>
> I thought I could invoke a task from the on() block and have it execute a
> task/function, but I had mixed results when I did that.  I also wasn't sure
> of that was really how that was intended to be used.


For whatever it's worth you can write your code in classes, and then just
pass the SSHKit context into them:


   -
   https://github.com/capistrano/capistrano/blob/master/lib/capistrano/git.rb
   -
   
https://github.com/capistrano/capistrano/blob/master/lib/capistrano/tasks/git.rake#L3
   (note passing `self`)


This would allow you to do some testing, however....
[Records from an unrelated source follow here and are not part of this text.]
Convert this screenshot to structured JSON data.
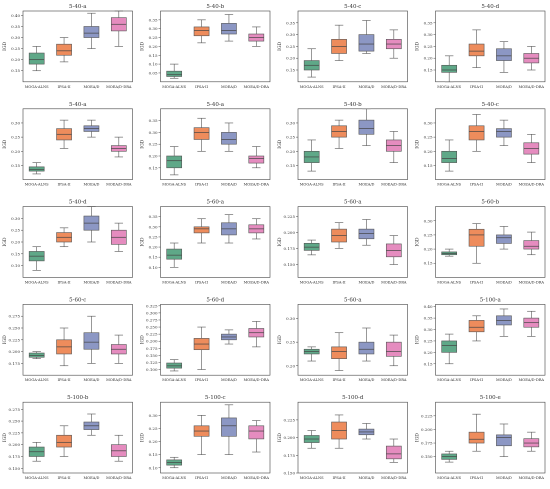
{
  "figure": {
    "ylabel": "IGD",
    "categories": [
      "MOGA-ALNS",
      "IPSA-II",
      "MOEA/D",
      "MOEA/D-DRA"
    ]
  },
  "colors": {
    "MOGA-ALNS": "#5fa888",
    "IPSA-II": "#ee8c5c",
    "MOEA/D": "#8c97c4",
    "MOEA/D-DRA": "#e58cbf",
    "axis": "#444444",
    "whisker": "#555555"
  },
  "chart_data": [
    {
      "type": "box",
      "title": "5-40-a",
      "ylim": [
        0.1,
        0.42
      ],
      "yticks": [
        0.15,
        0.2,
        0.25,
        0.3,
        0.35,
        0.4
      ],
      "ylabel": "IGD",
      "categories": [
        "MOGA-ALNS",
        "IPSA-II",
        "MOEA/D",
        "MOEA/D-DRA"
      ],
      "boxes": [
        {
          "min": 0.15,
          "q1": 0.18,
          "median": 0.2,
          "q3": 0.23,
          "max": 0.26
        },
        {
          "min": 0.19,
          "q1": 0.22,
          "median": 0.24,
          "q3": 0.27,
          "max": 0.3
        },
        {
          "min": 0.25,
          "q1": 0.3,
          "median": 0.32,
          "q3": 0.35,
          "max": 0.41
        },
        {
          "min": 0.26,
          "q1": 0.33,
          "median": 0.36,
          "q3": 0.39,
          "max": 0.42
        }
      ]
    },
    {
      "type": "box",
      "title": "5-40-b",
      "ylim": [
        0.0,
        0.4
      ],
      "yticks": [
        0.05,
        0.1,
        0.15,
        0.2,
        0.25,
        0.3,
        0.35
      ],
      "ylabel": "IGD",
      "categories": [
        "MOGA-ALNS",
        "IPSA-II",
        "MOEA/D",
        "MOEA/D-DRA"
      ],
      "boxes": [
        {
          "min": 0.02,
          "q1": 0.03,
          "median": 0.04,
          "q3": 0.06,
          "max": 0.1
        },
        {
          "min": 0.22,
          "q1": 0.26,
          "median": 0.29,
          "q3": 0.31,
          "max": 0.35
        },
        {
          "min": 0.23,
          "q1": 0.27,
          "median": 0.29,
          "q3": 0.33,
          "max": 0.38
        },
        {
          "min": 0.2,
          "q1": 0.23,
          "median": 0.25,
          "q3": 0.27,
          "max": 0.31
        }
      ]
    },
    {
      "type": "box",
      "title": "5-40-c",
      "ylim": [
        0.1,
        0.4
      ],
      "yticks": [
        0.15,
        0.2,
        0.25,
        0.3,
        0.35
      ],
      "ylabel": "IGD",
      "categories": [
        "MOGA-ALNS",
        "IPSA-II",
        "MOEA/D",
        "MOEA/D-DRA"
      ],
      "boxes": [
        {
          "min": 0.12,
          "q1": 0.15,
          "median": 0.17,
          "q3": 0.19,
          "max": 0.24
        },
        {
          "min": 0.19,
          "q1": 0.22,
          "median": 0.25,
          "q3": 0.28,
          "max": 0.34
        },
        {
          "min": 0.22,
          "q1": 0.23,
          "median": 0.26,
          "q3": 0.3,
          "max": 0.36
        },
        {
          "min": 0.2,
          "q1": 0.24,
          "median": 0.26,
          "q3": 0.28,
          "max": 0.32
        }
      ]
    },
    {
      "type": "box",
      "title": "5-40-d",
      "ylim": [
        0.1,
        0.4
      ],
      "yticks": [
        0.15,
        0.2,
        0.25,
        0.3,
        0.35
      ],
      "ylabel": "IGD",
      "categories": [
        "MOGA-ALNS",
        "IPSA-II",
        "MOEA/D",
        "MOEA/D-DRA"
      ],
      "boxes": [
        {
          "min": 0.1,
          "q1": 0.14,
          "median": 0.15,
          "q3": 0.17,
          "max": 0.21
        },
        {
          "min": 0.16,
          "q1": 0.21,
          "median": 0.23,
          "q3": 0.26,
          "max": 0.32
        },
        {
          "min": 0.14,
          "q1": 0.19,
          "median": 0.21,
          "q3": 0.24,
          "max": 0.27
        },
        {
          "min": 0.15,
          "q1": 0.18,
          "median": 0.2,
          "q3": 0.22,
          "max": 0.25
        }
      ]
    },
    {
      "type": "box",
      "title": "5-40-a",
      "ylim": [
        0.1,
        0.35
      ],
      "yticks": [
        0.15,
        0.2,
        0.25,
        0.3
      ],
      "ylabel": "IGD",
      "categories": [
        "MOGA-ALNS",
        "IPSA-II",
        "MOEA/D",
        "MOEA/D-DRA"
      ],
      "boxes": [
        {
          "min": 0.12,
          "q1": 0.13,
          "median": 0.135,
          "q3": 0.145,
          "max": 0.16
        },
        {
          "min": 0.21,
          "q1": 0.24,
          "median": 0.26,
          "q3": 0.28,
          "max": 0.31
        },
        {
          "min": 0.25,
          "q1": 0.27,
          "median": 0.28,
          "q3": 0.29,
          "max": 0.31
        },
        {
          "min": 0.18,
          "q1": 0.2,
          "median": 0.21,
          "q3": 0.22,
          "max": 0.25
        }
      ]
    },
    {
      "type": "box",
      "title": "5-40-a",
      "ylim": [
        0.1,
        0.4
      ],
      "yticks": [
        0.15,
        0.2,
        0.25,
        0.3,
        0.35
      ],
      "ylabel": "IGD",
      "categories": [
        "MOGA-ALNS",
        "IPSA-II",
        "MOEA/D",
        "MOEA/D-DRA"
      ],
      "boxes": [
        {
          "min": 0.12,
          "q1": 0.15,
          "median": 0.18,
          "q3": 0.2,
          "max": 0.24
        },
        {
          "min": 0.22,
          "q1": 0.27,
          "median": 0.3,
          "q3": 0.32,
          "max": 0.36
        },
        {
          "min": 0.22,
          "q1": 0.25,
          "median": 0.27,
          "q3": 0.3,
          "max": 0.34
        },
        {
          "min": 0.15,
          "q1": 0.17,
          "median": 0.19,
          "q3": 0.2,
          "max": 0.24
        }
      ]
    },
    {
      "type": "box",
      "title": "5-40-b",
      "ylim": [
        0.1,
        0.35
      ],
      "yticks": [
        0.15,
        0.2,
        0.25,
        0.3
      ],
      "ylabel": "IGD",
      "categories": [
        "MOGA-ALNS",
        "IPSA-II",
        "MOEA/D",
        "MOEA/D-DRA"
      ],
      "boxes": [
        {
          "min": 0.13,
          "q1": 0.16,
          "median": 0.18,
          "q3": 0.2,
          "max": 0.24
        },
        {
          "min": 0.21,
          "q1": 0.25,
          "median": 0.27,
          "q3": 0.29,
          "max": 0.31
        },
        {
          "min": 0.22,
          "q1": 0.26,
          "median": 0.28,
          "q3": 0.31,
          "max": 0.35
        },
        {
          "min": 0.16,
          "q1": 0.2,
          "median": 0.22,
          "q3": 0.24,
          "max": 0.27
        }
      ]
    },
    {
      "type": "box",
      "title": "5-40-c",
      "ylim": [
        0.1,
        0.35
      ],
      "yticks": [
        0.15,
        0.2,
        0.25,
        0.3
      ],
      "ylabel": "IGD",
      "categories": [
        "MOGA-ALNS",
        "IPSA-II",
        "MOEA/D",
        "MOEA/D-DRA"
      ],
      "boxes": [
        {
          "min": 0.13,
          "q1": 0.16,
          "median": 0.175,
          "q3": 0.2,
          "max": 0.24
        },
        {
          "min": 0.2,
          "q1": 0.24,
          "median": 0.27,
          "q3": 0.29,
          "max": 0.33
        },
        {
          "min": 0.22,
          "q1": 0.25,
          "median": 0.27,
          "q3": 0.28,
          "max": 0.31
        },
        {
          "min": 0.16,
          "q1": 0.19,
          "median": 0.21,
          "q3": 0.23,
          "max": 0.26
        }
      ]
    },
    {
      "type": "box",
      "title": "5-40-d",
      "ylim": [
        0.05,
        0.35
      ],
      "yticks": [
        0.1,
        0.15,
        0.2,
        0.25,
        0.3
      ],
      "ylabel": "IGD",
      "categories": [
        "MOGA-ALNS",
        "IPSA-II",
        "MOEA/D",
        "MOEA/D-DRA"
      ],
      "boxes": [
        {
          "min": 0.08,
          "q1": 0.12,
          "median": 0.14,
          "q3": 0.16,
          "max": 0.18
        },
        {
          "min": 0.18,
          "q1": 0.2,
          "median": 0.22,
          "q3": 0.24,
          "max": 0.26
        },
        {
          "min": 0.2,
          "q1": 0.25,
          "median": 0.28,
          "q3": 0.31,
          "max": 0.35
        },
        {
          "min": 0.16,
          "q1": 0.19,
          "median": 0.22,
          "q3": 0.25,
          "max": 0.28
        }
      ]
    },
    {
      "type": "box",
      "title": "5-60-a",
      "ylim": [
        0.05,
        0.4
      ],
      "yticks": [
        0.1,
        0.15,
        0.2,
        0.25,
        0.3,
        0.35
      ],
      "ylabel": "IGD",
      "categories": [
        "MOGA-ALNS",
        "IPSA-II",
        "MOEA/D",
        "MOEA/D-DRA"
      ],
      "boxes": [
        {
          "min": 0.1,
          "q1": 0.14,
          "median": 0.16,
          "q3": 0.19,
          "max": 0.22
        },
        {
          "min": 0.22,
          "q1": 0.27,
          "median": 0.29,
          "q3": 0.3,
          "max": 0.34
        },
        {
          "min": 0.22,
          "q1": 0.26,
          "median": 0.29,
          "q3": 0.32,
          "max": 0.36
        },
        {
          "min": 0.24,
          "q1": 0.27,
          "median": 0.29,
          "q3": 0.31,
          "max": 0.34
        }
      ]
    },
    {
      "type": "box",
      "title": "5-60-a",
      "ylim": [
        0.13,
        0.24
      ],
      "yticks": [
        0.15,
        0.175,
        0.2,
        0.225
      ],
      "ylabel": "IGD",
      "categories": [
        "MOGA-ALNS",
        "IPSA-II",
        "MOEA/D",
        "MOEA/D-DRA"
      ],
      "boxes": [
        {
          "min": 0.165,
          "q1": 0.172,
          "median": 0.177,
          "q3": 0.183,
          "max": 0.188
        },
        {
          "min": 0.175,
          "q1": 0.185,
          "median": 0.195,
          "q3": 0.205,
          "max": 0.215
        },
        {
          "min": 0.18,
          "q1": 0.19,
          "median": 0.198,
          "q3": 0.205,
          "max": 0.22
        },
        {
          "min": 0.15,
          "q1": 0.162,
          "median": 0.172,
          "q3": 0.182,
          "max": 0.195
        }
      ]
    },
    {
      "type": "box",
      "title": "5-60-b",
      "ylim": [
        0.1,
        0.35
      ],
      "yticks": [
        0.15,
        0.2,
        0.25,
        0.3
      ],
      "ylabel": "IGD",
      "categories": [
        "MOGA-ALNS",
        "IPSA-II",
        "MOEA/D",
        "MOEA/D-DRA"
      ],
      "boxes": [
        {
          "min": 0.175,
          "q1": 0.18,
          "median": 0.185,
          "q3": 0.19,
          "max": 0.2
        },
        {
          "min": 0.15,
          "q1": 0.21,
          "median": 0.25,
          "q3": 0.27,
          "max": 0.29
        },
        {
          "min": 0.2,
          "q1": 0.22,
          "median": 0.24,
          "q3": 0.25,
          "max": 0.28
        },
        {
          "min": 0.18,
          "q1": 0.2,
          "median": 0.21,
          "q3": 0.23,
          "max": 0.26
        }
      ]
    },
    {
      "type": "box",
      "title": "5-60-c",
      "ylim": [
        0.15,
        0.3
      ],
      "yticks": [
        0.175,
        0.2,
        0.225,
        0.25,
        0.275
      ],
      "ylabel": "IGD",
      "categories": [
        "MOGA-ALNS",
        "IPSA-II",
        "MOEA/D",
        "MOEA/D-DRA"
      ],
      "boxes": [
        {
          "min": 0.185,
          "q1": 0.188,
          "median": 0.192,
          "q3": 0.197,
          "max": 0.2
        },
        {
          "min": 0.17,
          "q1": 0.195,
          "median": 0.21,
          "q3": 0.225,
          "max": 0.25
        },
        {
          "min": 0.175,
          "q1": 0.205,
          "median": 0.22,
          "q3": 0.24,
          "max": 0.275
        },
        {
          "min": 0.175,
          "q1": 0.195,
          "median": 0.205,
          "q3": 0.215,
          "max": 0.235
        }
      ]
    },
    {
      "type": "box",
      "title": "5-60-d",
      "ylim": [
        0.08,
        0.33
      ],
      "yticks": [
        0.1,
        0.125,
        0.15,
        0.175,
        0.2,
        0.225,
        0.25,
        0.275,
        0.3,
        0.325
      ],
      "ylabel": "IGD",
      "categories": [
        "MOGA-ALNS",
        "IPSA-II",
        "MOEA/D",
        "MOEA/D-DRA"
      ],
      "boxes": [
        {
          "min": 0.095,
          "q1": 0.105,
          "median": 0.113,
          "q3": 0.123,
          "max": 0.135
        },
        {
          "min": 0.1,
          "q1": 0.17,
          "median": 0.19,
          "q3": 0.21,
          "max": 0.25
        },
        {
          "min": 0.19,
          "q1": 0.205,
          "median": 0.215,
          "q3": 0.225,
          "max": 0.24
        },
        {
          "min": 0.18,
          "q1": 0.215,
          "median": 0.23,
          "q3": 0.245,
          "max": 0.27
        }
      ]
    },
    {
      "type": "box",
      "title": "5-60-a",
      "ylim": [
        0.18,
        0.33
      ],
      "yticks": [
        0.2,
        0.25,
        0.3
      ],
      "ylabel": "IGD",
      "categories": [
        "MOGA-ALNS",
        "IPSA-II",
        "MOEA/D",
        "MOEA/D-DRA"
      ],
      "boxes": [
        {
          "min": 0.21,
          "q1": 0.225,
          "median": 0.23,
          "q3": 0.235,
          "max": 0.24
        },
        {
          "min": 0.19,
          "q1": 0.215,
          "median": 0.23,
          "q3": 0.24,
          "max": 0.27
        },
        {
          "min": 0.21,
          "q1": 0.225,
          "median": 0.235,
          "q3": 0.25,
          "max": 0.28
        },
        {
          "min": 0.2,
          "q1": 0.22,
          "median": 0.23,
          "q3": 0.25,
          "max": 0.265
        }
      ]
    },
    {
      "type": "box",
      "title": "5-100-a",
      "ylim": [
        0.1,
        0.41
      ],
      "yticks": [
        0.15,
        0.2,
        0.25,
        0.3,
        0.35,
        0.4
      ],
      "ylabel": "IGD",
      "categories": [
        "MOGA-ALNS",
        "IPSA-II",
        "MOEA/D",
        "MOEA/D-DRA"
      ],
      "boxes": [
        {
          "min": 0.15,
          "q1": 0.2,
          "median": 0.23,
          "q3": 0.25,
          "max": 0.28
        },
        {
          "min": 0.25,
          "q1": 0.29,
          "median": 0.31,
          "q3": 0.34,
          "max": 0.36
        },
        {
          "min": 0.27,
          "q1": 0.32,
          "median": 0.34,
          "q3": 0.36,
          "max": 0.39
        },
        {
          "min": 0.27,
          "q1": 0.31,
          "median": 0.33,
          "q3": 0.35,
          "max": 0.38
        }
      ]
    },
    {
      "type": "box",
      "title": "5-100-b",
      "ylim": [
        0.14,
        0.29
      ],
      "yticks": [
        0.15,
        0.175,
        0.2,
        0.225,
        0.25,
        0.275
      ],
      "ylabel": "IGD",
      "categories": [
        "MOGA-ALNS",
        "IPSA-II",
        "MOEA/D",
        "MOEA/D-DRA"
      ],
      "boxes": [
        {
          "min": 0.165,
          "q1": 0.175,
          "median": 0.185,
          "q3": 0.195,
          "max": 0.205
        },
        {
          "min": 0.175,
          "q1": 0.195,
          "median": 0.205,
          "q3": 0.22,
          "max": 0.24
        },
        {
          "min": 0.22,
          "q1": 0.232,
          "median": 0.24,
          "q3": 0.248,
          "max": 0.265
        },
        {
          "min": 0.165,
          "q1": 0.175,
          "median": 0.187,
          "q3": 0.2,
          "max": 0.22
        }
      ]
    },
    {
      "type": "box",
      "title": "5-100-c",
      "ylim": [
        0.08,
        0.35
      ],
      "yticks": [
        0.1,
        0.15,
        0.2,
        0.25,
        0.3
      ],
      "ylabel": "IGD",
      "categories": [
        "MOGA-ALNS",
        "IPSA-II",
        "MOEA/D",
        "MOEA/D-DRA"
      ],
      "boxes": [
        {
          "min": 0.1,
          "q1": 0.11,
          "median": 0.12,
          "q3": 0.13,
          "max": 0.14
        },
        {
          "min": 0.15,
          "q1": 0.22,
          "median": 0.24,
          "q3": 0.26,
          "max": 0.3
        },
        {
          "min": 0.15,
          "q1": 0.22,
          "median": 0.26,
          "q3": 0.29,
          "max": 0.34
        },
        {
          "min": 0.16,
          "q1": 0.21,
          "median": 0.24,
          "q3": 0.26,
          "max": 0.28
        }
      ]
    },
    {
      "type": "box",
      "title": "5-100-d",
      "ylim": [
        0.15,
        0.25
      ],
      "yticks": [
        0.15,
        0.175,
        0.2,
        0.225
      ],
      "ylabel": "IGD",
      "categories": [
        "MOGA-ALNS",
        "IPSA-II",
        "MOEA/D",
        "MOEA/D-DRA"
      ],
      "boxes": [
        {
          "min": 0.185,
          "q1": 0.193,
          "median": 0.198,
          "q3": 0.203,
          "max": 0.21
        },
        {
          "min": 0.185,
          "q1": 0.198,
          "median": 0.21,
          "q3": 0.222,
          "max": 0.232
        },
        {
          "min": 0.198,
          "q1": 0.204,
          "median": 0.208,
          "q3": 0.212,
          "max": 0.22
        },
        {
          "min": 0.165,
          "q1": 0.17,
          "median": 0.177,
          "q3": 0.188,
          "max": 0.198
        }
      ]
    },
    {
      "type": "box",
      "title": "5-100-e",
      "ylim": [
        0.12,
        0.25
      ],
      "yticks": [
        0.15,
        0.175,
        0.2,
        0.225
      ],
      "ylabel": "IGD",
      "categories": [
        "MOGA-ALNS",
        "IPSA-II",
        "MOEA/D",
        "MOEA/D-DRA"
      ],
      "boxes": [
        {
          "min": 0.14,
          "q1": 0.145,
          "median": 0.15,
          "q3": 0.155,
          "max": 0.16
        },
        {
          "min": 0.16,
          "q1": 0.175,
          "median": 0.182,
          "q3": 0.195,
          "max": 0.228
        },
        {
          "min": 0.15,
          "q1": 0.17,
          "median": 0.185,
          "q3": 0.19,
          "max": 0.21
        },
        {
          "min": 0.16,
          "q1": 0.168,
          "median": 0.175,
          "q3": 0.183,
          "max": 0.195
        }
      ]
    }
  ]
}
The on() block is the unit of synchronisation, one on() block will wait for
> all servers to complete before it returns.

 -- SSHKit README.md
> <https://github.com/capistrano/sshkit/blob/master/README.md#synchronisation>


If you can send me some pseudo code of what you wanted to work, I'd be more
than glad to try and go a bit deeper, it's also worth pointing out that
there's a pretty decent split between the task structure
(`namespace`/`task` from Rake, which makes up the Capistrano DSL) and the
underlying *do something on a server* code (SSHKit) ... the latter should
be threadsafe as the parallel() helpers in SSHKit make liberal use of
threads...

What I'm trying to say is:

   - You can:
      - Write your own classes (and, test them!)
      - Avoid our synchronisation primitives and use threads if ours don't
      work

I hope that helps, but I must admit that a handful of lines of pseudo code
from your end would raise my confidence factor in making suggestions 10x.

Cheers, Lee


Lee Hambley
http://lee.hambley.name/
+49 (0) 170 298 5667

On 18 March 2016 at 04:48, Eric Rutherford <erutherf...@gmail.com> wrote:

> Hello Lee
> No problem at all on the length of time for the response (I actually
> considered it to be pretty quick) and I appreciate your time on the
> matter.
>
> I think the problem may be that the tasks I'm trying to group together are
> ones that are executed on the host and others that are executed by the
> capistrano run.  For example I've built a capistrano plugin for
> de-registering and registering our nodes with our AWS ELBs.  I'd like to
> call that deregistration task on the same node that I'm restarting the
> service for, then call the registration task after the restart before
> de-registration/restart task on the next node.
>
> I thought I could invoke a task from the on() block and have it execute a
> task/function, but I had mixed results when I did that.  I also wasn't sure
> of that was really how that was intended to be used.
>
> Any hints or a kick in the right direction would be greatly appreciated.
>
> Eric
>
> On Thursday, March 17, 2016 at 1:46:00 AM UTC-5, Lee Hambley wrote:
>>
>> HI Eric,
>>
>> Certainly if you're looking for restricting, or choosing your preferred
>> kind of parallelism/concurrency for your own tasks you are in the right
>> place with the `on(in: ....)` functions (
>> https://github.com/capistrano/sshkit/blob/master/README.md#parallel)
>>
>> For Capistrano and it's plugins you are at the mercy of the maintainers
>> (yours truly) or the plugin authors to have exposed the concurrency
>> settings.
>>
>> If there's any more I can help with (long question, short answer!) I'm
>> more than happy, just drop me a note, you shouldn't have to wait 20h in the
>> moderation queue whilst I ignore your email next time ;-)
>>
>> Lee Hambley
>> http://lee.hambley.name/
>> +49 (0) 170 298 5667
>>
>> On 16 March 2016 at 19:24, Eric Rutherford <eruth...@gmail.com> wrote:
>>
>>> Versions:
>>>
>>>    - Ruby 2.0.0
>>>    - Capistrano 3.4.0
>>>
>>> I'm trying to work out a solution to limit the number of servers that a
>>> group of tasks (remove from load balancer, push code, restart service, add
>>> back to load balancer for example) can run on at a time.  I've been digging
>>> through past conversations and documentation, but I've failed to find a
>>> solution with capistrano 3.x so far.  I've found some examples from v2.x,
>>> but most of the work in that example relied on features that are no longer
>>> in existence.  I've been working through creating a custom deploy task that
>>> specifies "in: :sequence" and calls outside tasks, but I'm not sure if I'm
>>> on the right track and figured that I might ask for some pointers (or a
>>> push in the right direction) before I head too far in the wrong direction.